At 35, Craig Thompson has already written three previous books: Goodbye, Chunky Rice, Blankets and Carnet de Voyage. But it was Blankets that propelled Thompson’s reputation as one of the leading lights in comics. Weighing in at around 600 pages, it was a major work that received widespread acclaim from both the comics and the mainstream worlds, and still sells well alongside the greats like Joe Sacco and Chris Ware.
With his new book, Habibi, he’s moved from comics publishers Top Shelf to mainstream trade publishers Faber, and although they are known much better for their poetry and literary fiction lists, they’ve pulled out all the stops with this. It’s an incredibly beautiful book, a real weighty tome, with careful attention to detail and high production values. They’ve taken a lot of the meticulous design that went into Thompson’s illustration and integrated it with the cover and endpapers, making a beautiful object of it.
It’s just as long as Blankets, which might explain how it’s taken him so long to write. In a 2004 interview, Thompson originally said he’d try and get it completed by 2005. Seven years on, it’s easy to see where the time went: not just in the sheer length of the work, which is frankly epic by graphic novel standards, but in the research, the beautiful Arabic calligraphy, the interweaving of various religious texts and tales in between the main love story and in the incredible attention to detail, describing the intricate patterns and textures of his world. It is a real visual feast, with a fluent, quick plot but pages that you could stare at for minutes at a time.
At the heart of this book, like his previous, is an unusual love story. We follow Dodola, a young slave girl who flees her captors with a baby called Zam, bringing her up on a strangely abandoned boat in the middle of the desert. As they grow up, they can’t keep the world around them from encroaching. Eventually Dodola is recaptured while Zam is out collecting water and we read on, desperately hoping they will be reunited.
The book draws on the Thousand And One Nights with Dodola as the Scheherazade figure, storytelling often to put off her own death, to divert the attention of men and boys and guarantee her own safety. The preciousness of water and words reminds me a little of Salman Rushdie and his children’s book Haroun and the Sea of Stories, weaving in a rich tapestry of sources. Thompson pulls in stories from both the Bible and the Qu’ran, carefully throwing up the commonality of the Abrahamic religions. Of course, religion was writ large in Blankets, but in Habibi, rather than smothering the action, it provides a source of inspiration, wisdom and comfort.
The setting is in a fictional Middle Eastern state, far removed from Thompson’s own world. He knows what he’s doing but someone who has always lived in America is always going to fight accusations of Orientalism. For my part, I think he’s got away with it, but he’s treading a very fine line. I suppose the reason it works for me is that, whilst he plays around with the myth and magic of the Orient, we’re never asked to believe wholeheartedly in the charms and djinns that crop up in the book. In fact, having convinced half the desert that she is an evil djinn, the real tragedy is that the Sultan wants to believe her. He captures her for his hareem, expecting her to live up to the rumours of fiery curses and flashing eyes, but she disappoints. ‘I wanted to believe such things,’ the Sultan says. ‘Instead you’re only human.’

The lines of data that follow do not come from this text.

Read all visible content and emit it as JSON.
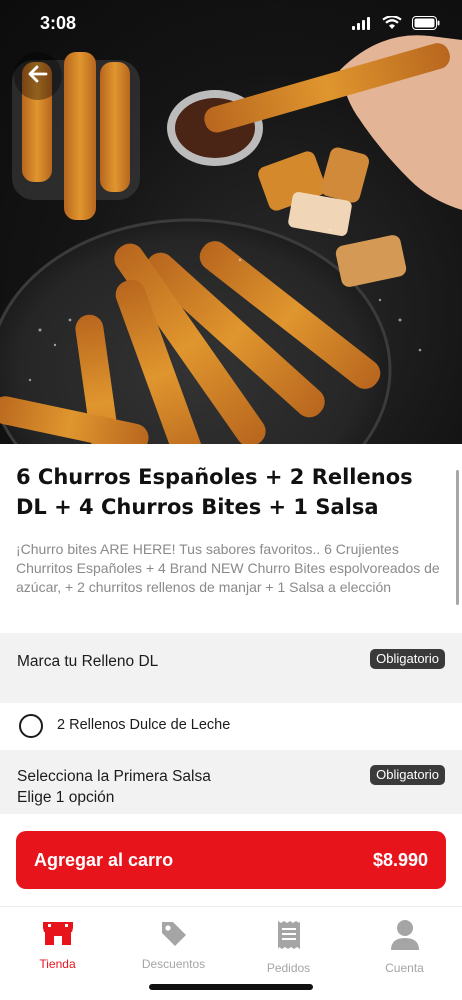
{
  "status_bar": {
    "time": "3:08"
  },
  "product": {
    "title": "6 Churros Españoles + 2 Rellenos DL + 4 Churros Bites + 1 Salsa",
    "description": "¡Churro bites ARE HERE! Tus sabores favoritos.. 6 Crujientes Churritos Españoles + 4 Brand NEW Churro Bites espolvoreados de azúcar, + 2 churritos rellenos de manjar + 1 Salsa a elección"
  },
  "sections": [
    {
      "title": "Marca tu Relleno DL",
      "badge": "Obligatorio"
    },
    {
      "title": "Selecciona la Primera Salsa",
      "subtitle": "Elige 1 opción",
      "badge": "Obligatorio"
    }
  ],
  "options": [
    {
      "label": "2 Rellenos Dulce de Leche",
      "selected": false
    }
  ],
  "cart_button": {
    "label": "Agregar al carro",
    "price": "$8.990"
  },
  "tabbar": {
    "active_color": "#e8141c",
    "inactive_color": "#a5a5a5",
    "items": [
      {
        "label": "Tienda",
        "icon": "store-icon",
        "active": true
      },
      {
        "label": "Descuentos",
        "icon": "tag-icon",
        "active": false
      },
      {
        "label": "Pedidos",
        "icon": "receipt-icon",
        "active": false
      },
      {
        "label": "Cuenta",
        "icon": "user-icon",
        "active": false
      }
    ]
  },
  "colors": {
    "accent": "#e8141c",
    "badge_bg": "#3a3a3a",
    "section_bg": "#f2f2f2"
  }
}
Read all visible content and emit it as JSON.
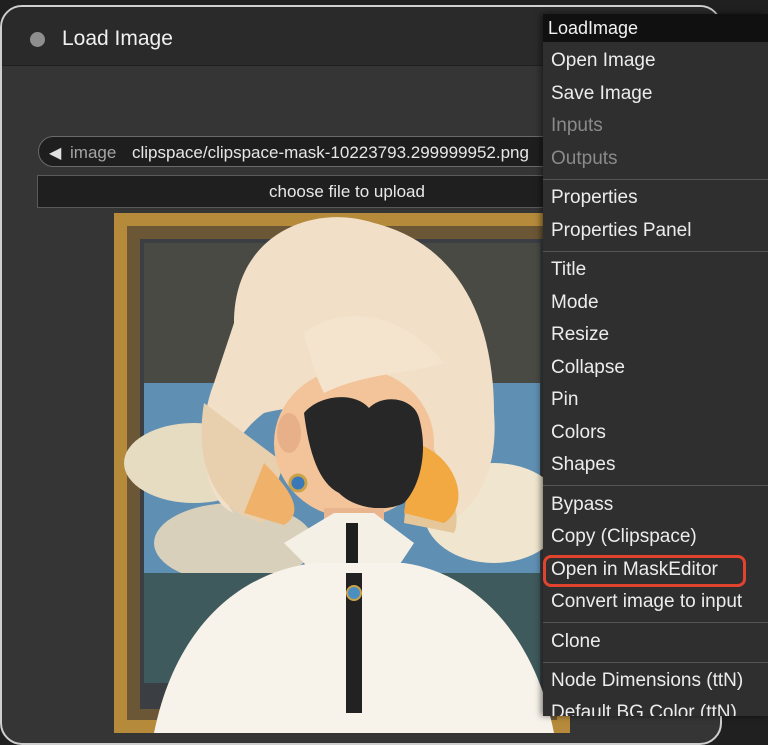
{
  "node": {
    "title": "Load Image",
    "image_widget": {
      "arrow": "◀",
      "name": "image",
      "value": "clipspace/clipspace-mask-10223793.299999952.png"
    },
    "upload_label": "choose file to upload"
  },
  "context_menu": {
    "title": "LoadImage",
    "items": [
      {
        "label": "Open Image",
        "enabled": true
      },
      {
        "label": "Save Image",
        "enabled": true
      },
      {
        "label": "Inputs",
        "enabled": false
      },
      {
        "label": "Outputs",
        "enabled": false
      },
      {
        "label": "Properties",
        "enabled": true
      },
      {
        "label": "Properties Panel",
        "enabled": true
      },
      {
        "label": "Title",
        "enabled": true
      },
      {
        "label": "Mode",
        "enabled": true
      },
      {
        "label": "Resize",
        "enabled": true
      },
      {
        "label": "Collapse",
        "enabled": true
      },
      {
        "label": "Pin",
        "enabled": true
      },
      {
        "label": "Colors",
        "enabled": true
      },
      {
        "label": "Shapes",
        "enabled": true
      },
      {
        "label": "Bypass",
        "enabled": true
      },
      {
        "label": "Copy (Clipspace)",
        "enabled": true
      },
      {
        "label": "Open in MaskEditor",
        "enabled": true,
        "highlighted": true
      },
      {
        "label": "Convert image to input",
        "enabled": true
      },
      {
        "label": "Clone",
        "enabled": true
      },
      {
        "label": "Node Dimensions (ttN)",
        "enabled": true
      },
      {
        "label": "Default BG Color (ttN)",
        "enabled": true
      }
    ]
  },
  "colors": {
    "highlight_border": "#e0432e",
    "menu_background": "#2f2f2f",
    "node_background": "#353535"
  }
}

I think when an author has worked on a book for so long, and delivered such a huge work, it’s tempting not to hold them to their errors. It seems petty and ungenerous to keep too close an eye on the author’s individual choices, as if you’re complaining about the size of your dessert spoon at a banquet. But there are a couple of serious errors of judgment here, including the jarring use of the word ‘honkeys’ and an unexplained Cheshire cat during an opium scene. The problem with graphic novels is that, once the author’s got cracking, they’re on their own. No editor can save them from their idiosyncrasies.
That said, Habibi is an incredibly rich and complex story. It’s wildly ambitious and could easily have fallen flat in the telling, but here it is, a modern fairy tale that already feels oddly timeless. Blankets was subtitled ‘an illustrated novel’ and that’s the feeling that I get from this book, too. Habibi reads first and foremost like a novel, and it happens to be told in the language of comics, pushing out the boundaries of the form. If you’re interested in what a serious modern graphic novel can do, this is required reading.